In terms of alternate scenarios for this property, the community would like it to be developed into a park, and it was highly ranked during the 2006 and 2008 Park Bond consideration process. Due to the topography, up to 1/3 of the property is not viable for development, because it is in the floodplain or along stream buffers, or it is just too steep to build on. In addition, zoning codes thankfully protect against large commercial developments as well as overzealous subdivision developers. A subdivision developer using the Open Space Community zoning, ideal for large properties with much land that cannot be built upon, could build 63 houses max, and at the current R-20 zoning a developer might fit up to 80 homes on this land. According to the 2010 census data for children in our area, a subdivision of that size would average around 4 additional children in each K-12 grade. That would not result in school overcrowding.
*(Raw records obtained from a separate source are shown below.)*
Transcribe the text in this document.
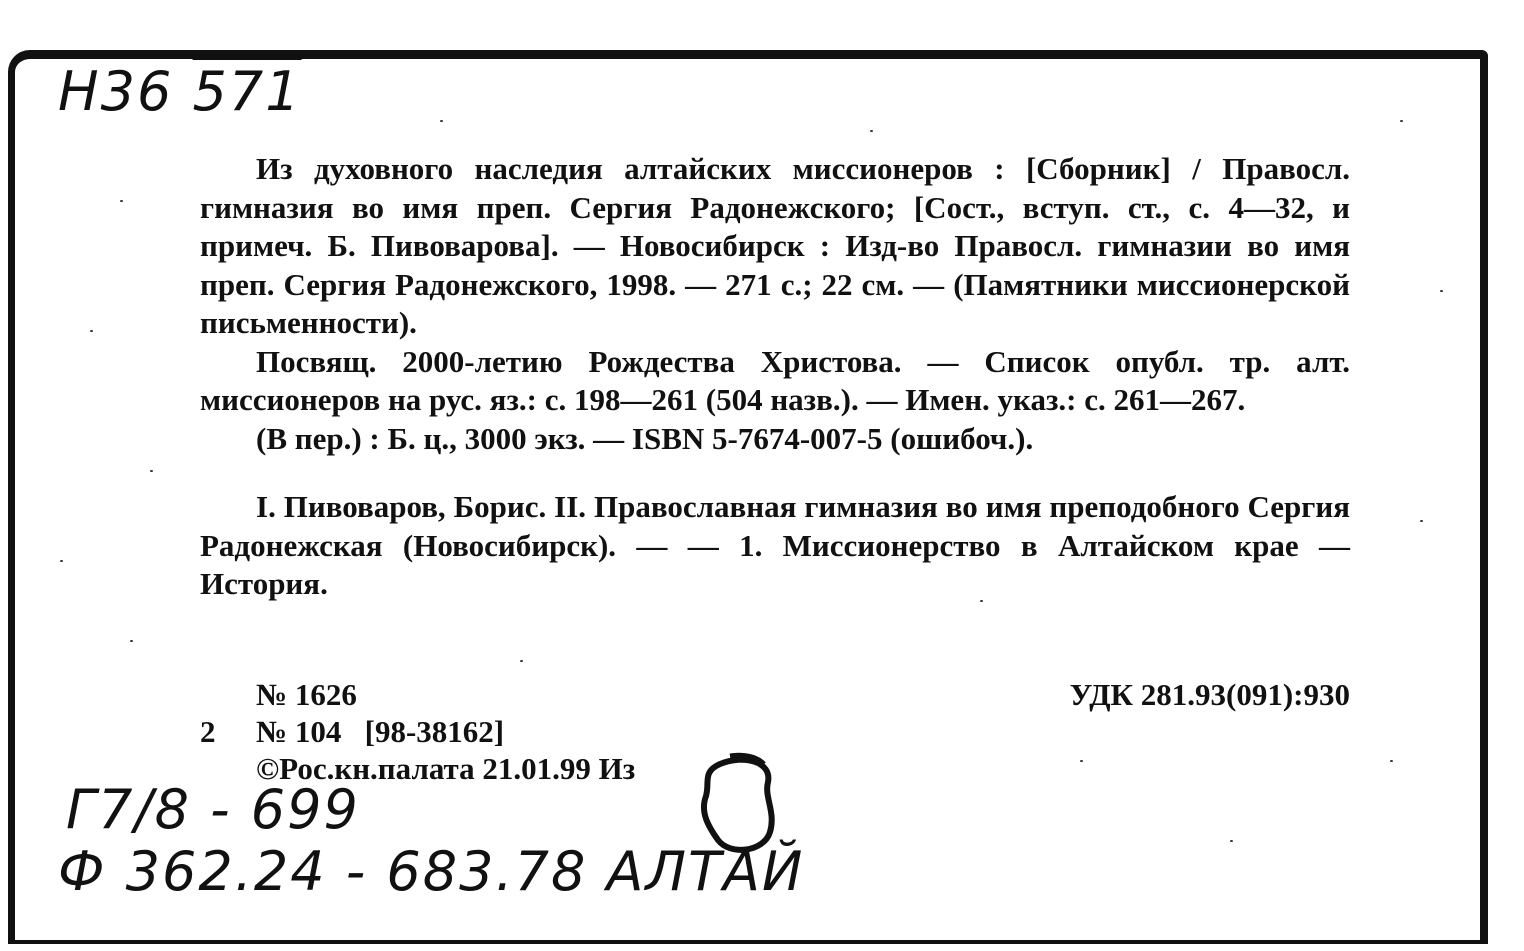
H36 571

Из духовного наследия алтайских миссионеров : [Сборник] / Правосл. гимназия во имя преп. Сергия Радонежского; [Сост., вступ. ст., с. 4—32, и примеч. Б. Пивоварова]. — Новосибирск : Изд-во Правосл. гимназии во имя преп. Сергия Радонежского, 1998. — 271 с.; 22 см. — (Памятники миссионерской письменности).

Посвящ. 2000-летию Рождества Христова. — Список опубл. тр. алт. миссионеров на рус. яз.: с. 198—261 (504 назв.). — Имен. указ.: с. 261—267.

(В пер.) : Б. ц., 3000 экз. — ISBN 5-7674-007-5 (ошибоч.).

I. Пивоваров, Борис. II. Православная гимназия во имя преподобного Сергия Радонежская (Новосибирск). — — 1. Миссионерство в Алтайском крае — История.

№ 1626	УДК 281.93(091):930
2 № 104 [98-38162]
©Рос.кн.палата 21.01.99 Из
Г7/8 - 699
Ф 362.24 - 683.78 АЛТАЙ
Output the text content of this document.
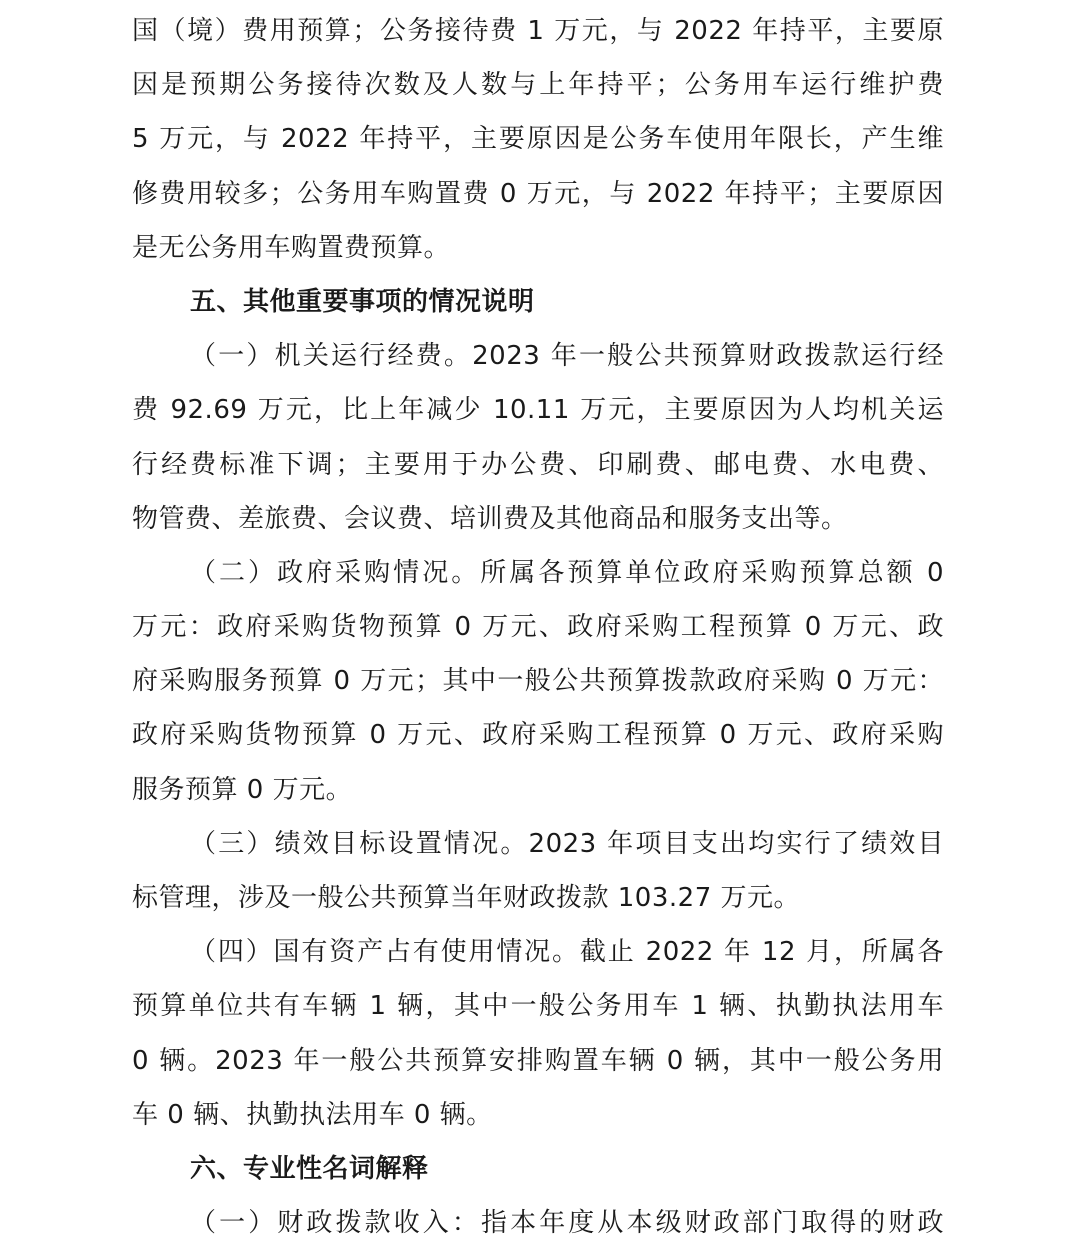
国（境）费用预算；公务接待费 1 万元，与 2022 年持平，主要原
因是预期公务接待次数及人数与上年持平；公务用车运行维护费
5 万元，与 2022 年持平，主要原因是公务车使用年限长，产生维
修费用较多；公务用车购置费 0 万元，与 2022 年持平；主要原因
是无公务用车购置费预算。
五、其他重要事项的情况说明
（一）机关运行经费。2023 年一般公共预算财政拨款运行经
费 92.69 万元，比上年减少 10.11 万元，主要原因为人均机关运
行经费标准下调；主要用于办公费、印刷费、邮电费、水电费、
物管费、差旅费、会议费、培训费及其他商品和服务支出等。
（二）政府采购情况。所属各预算单位政府采购预算总额 0
万元：政府采购货物预算 0 万元、政府采购工程预算 0 万元、政
府采购服务预算 0 万元；其中一般公共预算拨款政府采购 0 万元：
政府采购货物预算 0 万元、政府采购工程预算 0 万元、政府采购
服务预算 0 万元。
（三）绩效目标设置情况。2023 年项目支出均实行了绩效目
标管理，涉及一般公共预算当年财政拨款 103.27 万元。
（四）国有资产占有使用情况。截止 2022 年 12 月，所属各
预算单位共有车辆 1 辆，其中一般公务用车 1 辆、执勤执法用车
0 辆。2023 年一般公共预算安排购置车辆 0 辆，其中一般公务用
车 0 辆、执勤执法用车 0 辆。
六、专业性名词解释
（一）财政拨款收入：指本年度从本级财政部门取得的财政
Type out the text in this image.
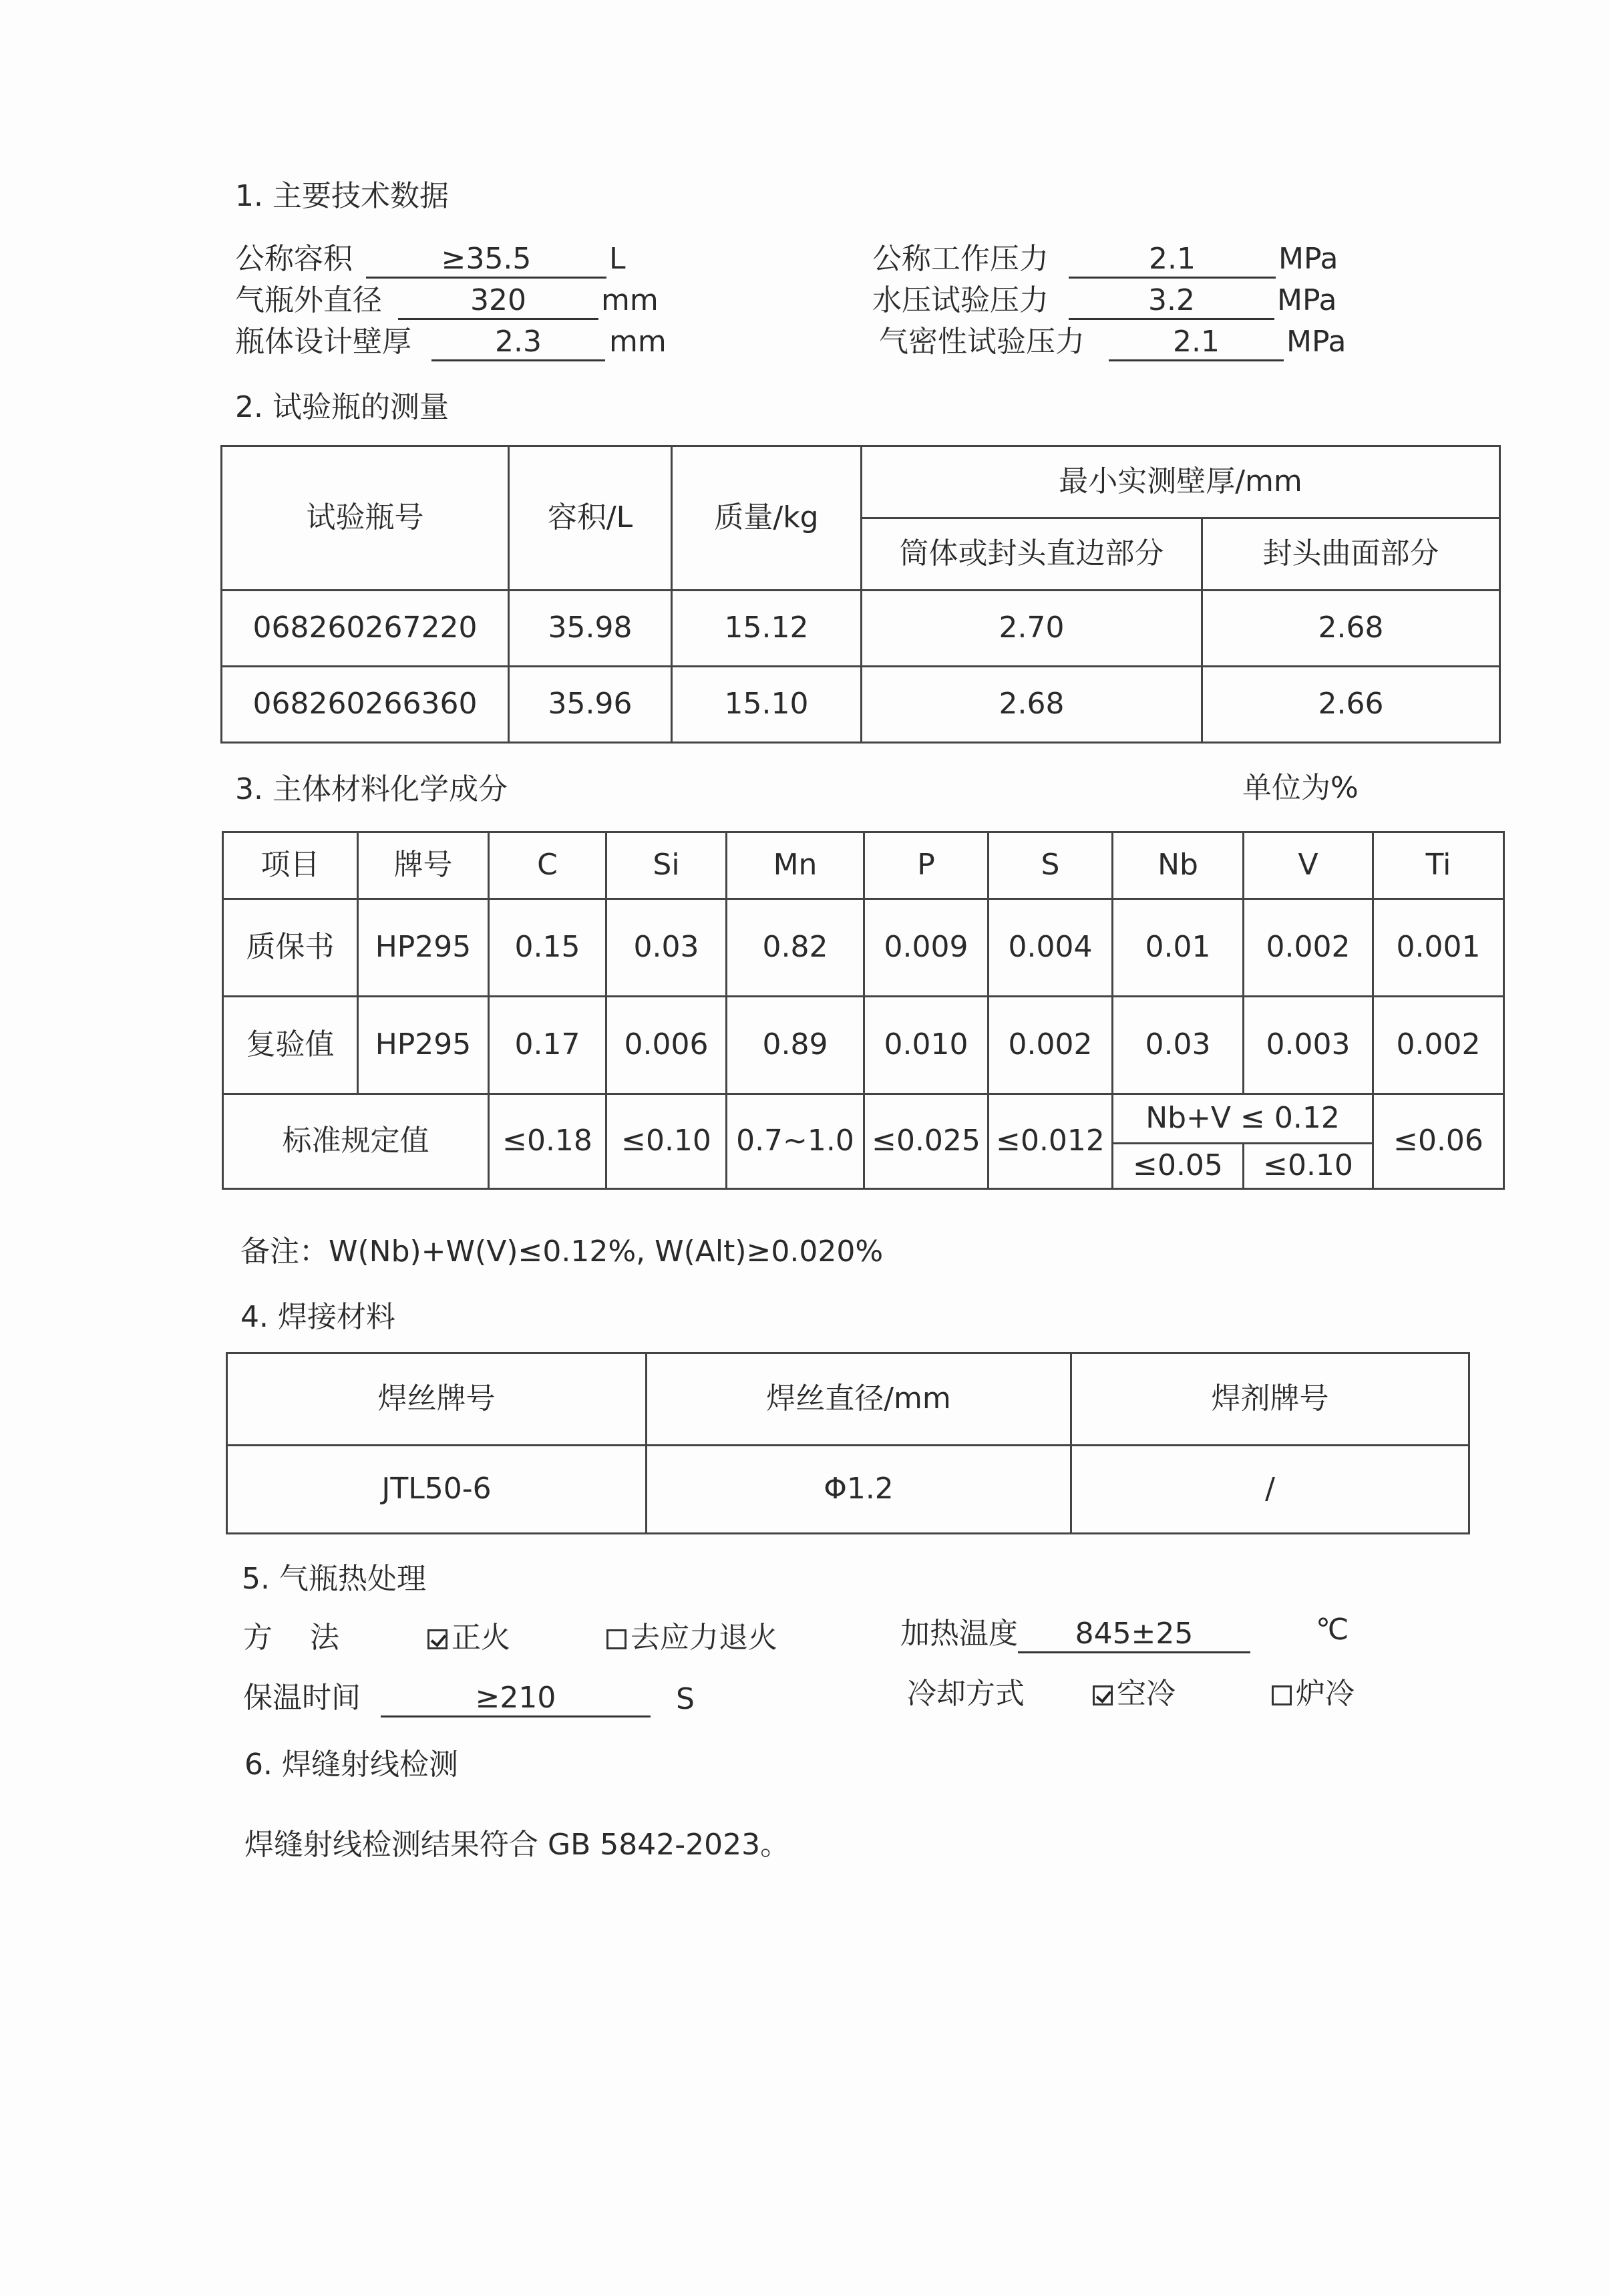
1. 主要技术数据
公称容积	≥35.5	L
气瓶外直径	320	mm
瓶体设计壁厚	2.3	mm
公称工作压力	2.1	MPa
水压试验压力	3.2	MPa
气密性试验压力	2.1	MPa
2. 试验瓶的测量
试验瓶号	容积/L	质量/kg	最小实测壁厚/mm	
			筒体或封头直边部分	封头曲面部分
068260267220	35.98	15.12	2.70	2.68
068260266360	35.96	15.10	2.68	2.66
3. 主体材料化学成分	单位为%
项目	牌号	C	Si	Mn	P	S	Nb	V	Ti
质保书	HP295	0.15	0.03	0.82	0.009	0.004	0.01	0.002	0.001
复验值	HP295	0.17	0.006	0.89	0.010	0.002	0.03	0.003	0.002
标准规定值		≤0.18	≤0.10	0.7~1.0	≤0.025	≤0.012	Nb+V ≤ 0.12		≤0.06
							≤0.05	≤0.10	
备注：W(Nb)+W(V)≤0.12%, W(Alt)≥0.020%
4. 焊接材料
焊丝牌号	焊丝直径/mm	焊剂牌号
JTL50-6	Φ1.2	/
5. 气瓶热处理
方    法	正火	去应力退火	加热温度 845±25	℃
保温时间	≥210	S	冷却方式	空冷	炉冷
6. 焊缝射线检测
焊缝射线检测结果符合 GB 5842-2023。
In terms of comparing traffic numbers for this CCRC proposal and a potential subdivision, based on the Institute of Traffic Engineering manual, 80 homes would generate car trips comparable to 200 senior living homes. Isakson Living’s proposed 835 senior housing units, in a sprawling, towering 4-story design built on a hill, is not even a close call. We must also counter Isakson Living’s assertions that seniors would not drive much in this area and that traffic would not be a problem. One of the best parts about retirement is that you can get out and enjoy life, and a car is a great way to do that! If fully 89% of the seniors would reside in independent living units, as only 11% of the CCRC units are planned for assisted living or nursing care, these seniors would definitely be driving. The CCRC code actually requires a parking spot for each unit, and the Isakson Living demographic is very affluent with high rates of car ownership.
We write this letter as a clarion call to every concerned citizen to continue to protect our community, our seniors, schools, and environment from this development on this property. We want to thank the thousands of East Cobbers for standing strong to defend our community and caring about our seniors, who need a real place to retire in a viable location. An environmentally damaging, multi-story apartment-like complex on a hill that overwhelms traffic, compromises our ideals and ignores the vast majority of our aging population is not a creditable goal. The time to let your voice be heard is now. Continue to let the Commissioners know that you do not want a rezoning for the Isakson Living development on the Tritt property next to East Cobb Park.